Universities had one of their worst years ever in 2022, with five of the eight institutions recording a loss.
RNZ understands the figure could get worse because Waikato was expected to confirm a deficit when it published its annual report next month.
Universities New Zealand warned this year was also looking tough and urged the government to help its members out with money saved from falling enrolments.
Annual reports showed AUT, Massey, Victoria, Canterbury and Otago made deficits last year, while Auckland and Lincoln reported surpluses.
Independent analyst Roger Smyth said it was unusual for so many universities to lose money in a single year.
"The difference between 2022 and all other years is that we've got the majority of universities recording a deficit. That's never happened in the last more than 20 years so it implies that the problems being faced by the system are system-wide," he said.
Smyth said the losses were driven by falling New Zealand and international enrolments.

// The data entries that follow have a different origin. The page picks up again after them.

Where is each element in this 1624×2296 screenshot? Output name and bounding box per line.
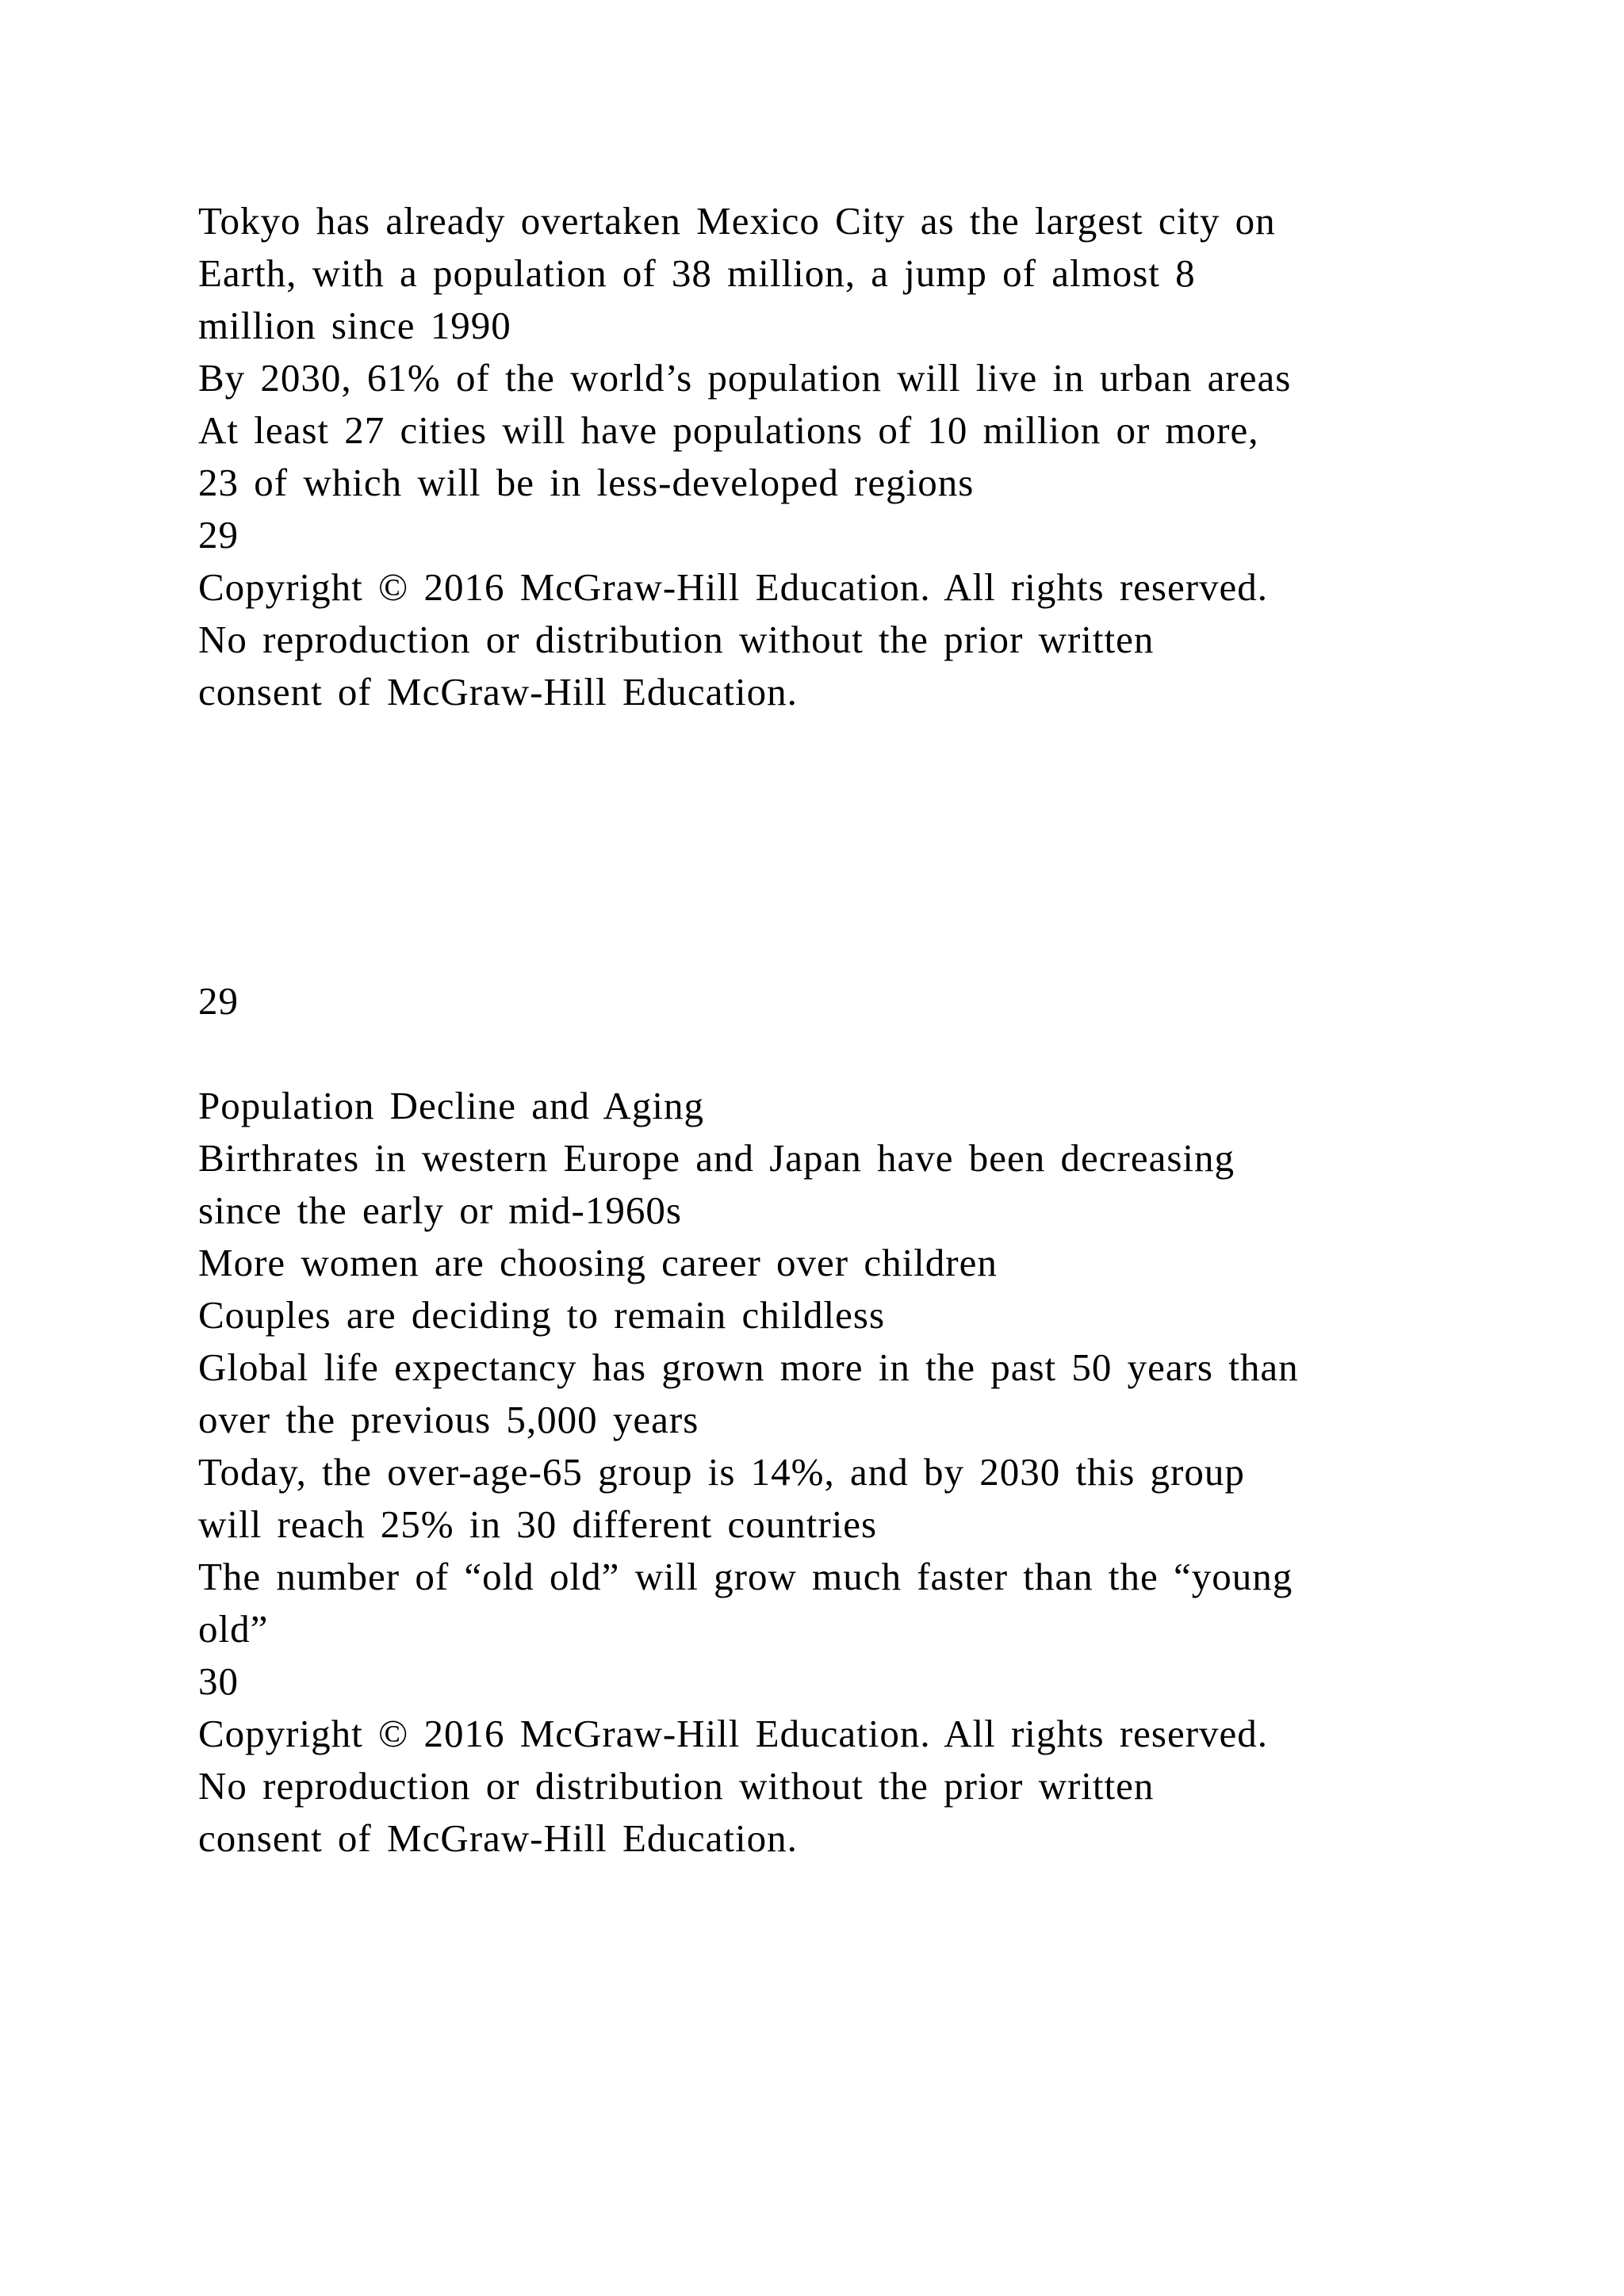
text-line: The number of “old old” will grow much faster than the “young bbox=[198, 1555, 1293, 1598]
slide-number-standalone bbox=[198, 975, 1546, 1027]
text-line: Today, the over-age-65 group is 14%, and by 2030 this group bbox=[198, 1450, 1245, 1494]
text-line: 23 of which will be in less-developed regions bbox=[198, 461, 975, 504]
text-line: Couples are deciding to remain childless bbox=[198, 1293, 886, 1337]
urbanization-text-block bbox=[198, 195, 1546, 718]
slide-number: 29 bbox=[198, 979, 239, 1023]
copyright-line: No reproduction or distribution without the prior written bbox=[198, 618, 1155, 661]
section-heading: Population Decline and Aging bbox=[198, 1084, 704, 1127]
text-line: Earth, with a population of 38 million, a jump of almost 8 bbox=[198, 251, 1196, 295]
copyright-line: Copyright © 2016 McGraw-Hill Education. All rights reserved. bbox=[198, 1712, 1269, 1755]
slide-number: 29 bbox=[198, 513, 239, 557]
text-line: over the previous 5,000 years bbox=[198, 1398, 699, 1441]
text-line: since the early or mid-1960s bbox=[198, 1188, 682, 1232]
text-line: By 2030, 61% of the world’s population will live in urban areas bbox=[198, 356, 1292, 400]
text-line: Tokyo has already overtaken Mexico City as the largest city on bbox=[198, 199, 1276, 243]
population-decline-text-block bbox=[198, 1080, 1546, 1865]
text-line: Birthrates in western Europe and Japan have been decreasing bbox=[198, 1136, 1235, 1180]
copyright-line: consent of McGraw-Hill Education. bbox=[198, 1816, 798, 1860]
text-line: old” bbox=[198, 1607, 269, 1651]
text-line: will reach 25% in 30 different countries bbox=[198, 1502, 878, 1546]
slide-number: 30 bbox=[198, 1659, 239, 1703]
copyright-line: consent of McGraw-Hill Education. bbox=[198, 670, 798, 714]
copyright-line: No reproduction or distribution without the prior written bbox=[198, 1764, 1155, 1808]
copyright-line: Copyright © 2016 McGraw-Hill Education. All rights reserved. bbox=[198, 565, 1269, 609]
text-line: Global life expectancy has grown more in the past 50 years than bbox=[198, 1345, 1299, 1389]
text-line: At least 27 cities will have populations of 10 million or more, bbox=[198, 408, 1259, 452]
text-line: More women are choosing career over children bbox=[198, 1241, 998, 1284]
text-line: million since 1990 bbox=[198, 304, 511, 347]
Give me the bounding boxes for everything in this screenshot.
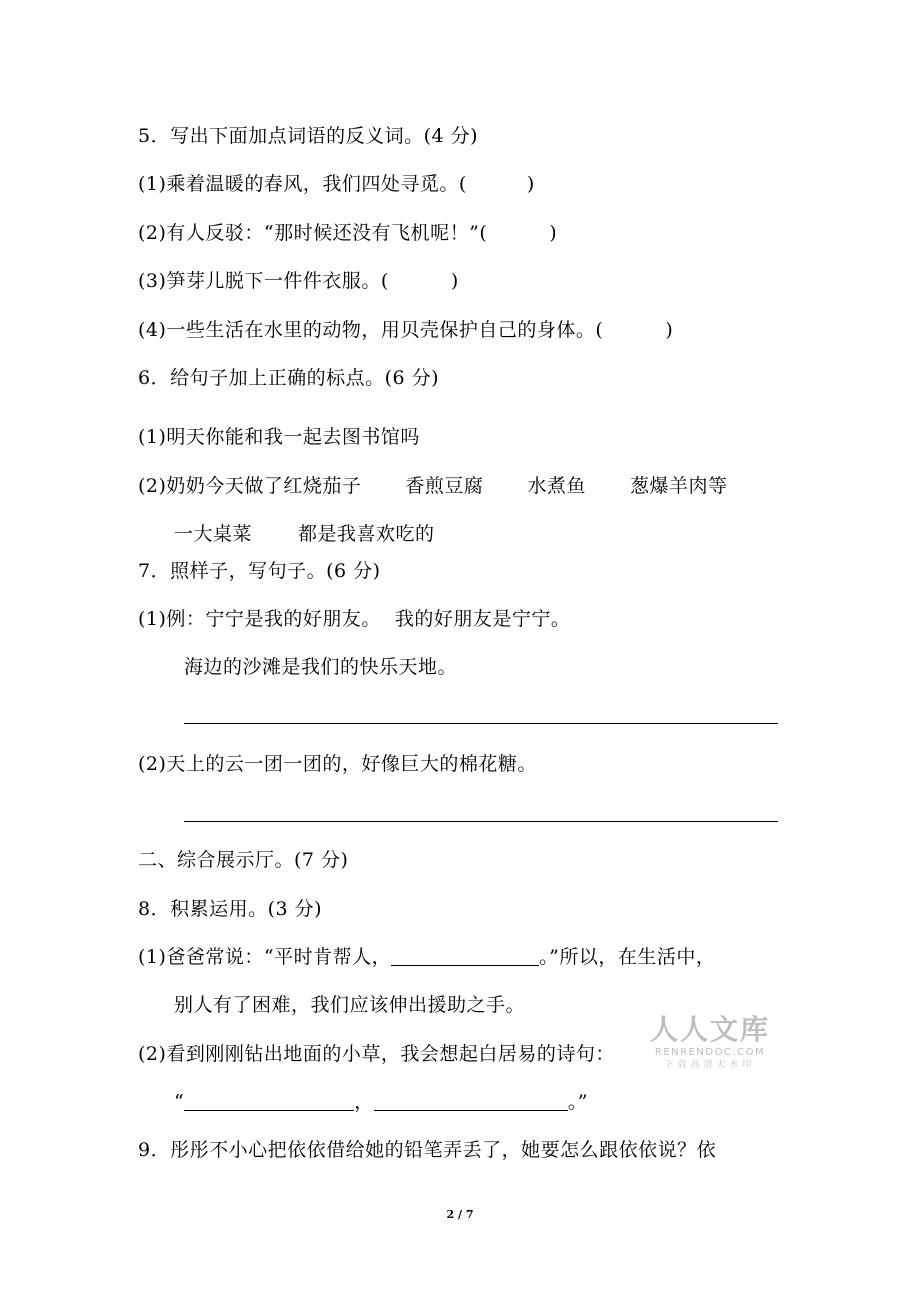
q8-item-2-answer: “ ， 。” <box>174 1091 588 1113</box>
q7-item-2: (2)天上的云一团一团的，好像巨大的棉花糖。 <box>138 753 537 775</box>
q7-answer-line-2[interactable] <box>184 821 778 822</box>
q5-title: 5．写出下面加点词语的反义词。(4 分) <box>138 125 479 147</box>
watermark-subtitle: 下载高清无水印 <box>664 1060 756 1070</box>
q7-title: 7．照样子，写句子。(6 分) <box>138 560 381 582</box>
q5-item-2: (2)有人反驳：“那时候还没有飞机呢！”( ) <box>138 222 558 244</box>
q6-item-2-continued: 一大桌菜 都是我喜欢吃的 <box>174 523 435 545</box>
q8-item-1: (1)爸爸常说：“平时肯帮人， 。”所以，在生活中， <box>138 946 716 968</box>
q5-item-1: (1)乘着温暖的春风，我们四处寻觅。( ) <box>138 173 535 195</box>
q9-title: 9．彤彤不小心把依依借给她的铅笔弄丢了，她要怎么跟依依说？依 <box>138 1139 717 1161</box>
section-2-title: 二、综合展示厅。(7 分) <box>138 849 349 871</box>
page-number: 2 / 7 <box>446 1208 474 1221</box>
q6-title: 6．给句子加上正确的标点。(6 分) <box>138 367 440 389</box>
watermark <box>648 1014 772 1072</box>
q8-blank-1[interactable] <box>391 947 539 966</box>
q5-item-4: (4)一些生活在水里的动物，用贝壳保护自己的身体。( ) <box>138 319 674 341</box>
q7-item-1-example: (1)例：宁宁是我的好朋友。 我的好朋友是宁宁。 <box>138 608 571 630</box>
q5-item-3: (3)笋芽儿脱下一件件衣服。( ) <box>138 270 459 292</box>
watermark-title: 人人文库 <box>649 1013 770 1046</box>
q7-answer-line-1[interactable] <box>184 723 778 724</box>
q6-item-1: (1)明天你能和我一起去图书馆吗 <box>138 426 420 448</box>
q6-item-2: (2)奶奶今天做了红烧茄子 香煎豆腐 水煮鱼 葱爆羊肉等 <box>138 475 728 497</box>
q8-item-1-continued: 别人有了困难，我们应该伸出援助之手。 <box>174 994 526 1016</box>
q8-blank-2[interactable] <box>184 1092 354 1111</box>
watermark-url: RENRENDOC.COM <box>654 1047 766 1058</box>
q7-item-1-task: 海边的沙滩是我们的快乐天地。 <box>184 656 458 678</box>
q8-item-2: (2)看到刚刚钻出地面的小草，我会想起白居易的诗句： <box>138 1043 615 1065</box>
q8-title: 8．积累运用。(3 分) <box>138 898 323 920</box>
q8-blank-3[interactable] <box>374 1092 568 1111</box>
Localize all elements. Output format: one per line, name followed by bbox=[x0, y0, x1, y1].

International numbers were expected to recover but the outlook for domestic students was not so good.
"It's the domestic students which provide the bulk of the revenue and they are set to remain low for some time so I don't see this as being just a blip, I think that many of the institutions are having to think about how they position themselves in this new market," he said.
Education Ministry figures showed universities' domestic enrolments fell by 5000 full-time equivalents last year and forecasts indicated they would fall nearly 6000 this year to 114,000 followed by minimal growth in each of the next four years.
Universities New Zealand chief executive Chris Whelan said it was not good news and universities could not rely on international students to make up for the drop.
He said the government was saving money because it was subsidising fewer students than budgeted and that money should be used to help universities get through a tough time.
"The student numbers overall being lower than forecast means that there is some available money in the government coffers that was earmarked for those students and that is money that could actually be reapplied to help reduce the number of staff that universities are laying off and some of the changes that are going to affect our capability in the long term," Whelan said.
He said the government controlled about 80 percent of university income and it had not kept up with cost increases for many years.
Tertiary Education Union president Julie Douglas said reinvesting the savings was a good idea.
Douglas said universities were in trouble because of long-term government underfunding and in the short-term they needed a boost.
"What we're talking, or about to talk with the government about is the need for an intervention to stop the job cuts which are on the table at a number of universities at the moment so that it gives us some time for the sector to come together and have a discussion about the issue and find solutions."
She said universities would lose valuable expertise if cost-cutting went ahead as planned.
Victoria, Otago and Massey had announced cuts and AUT was expected to join them, she said.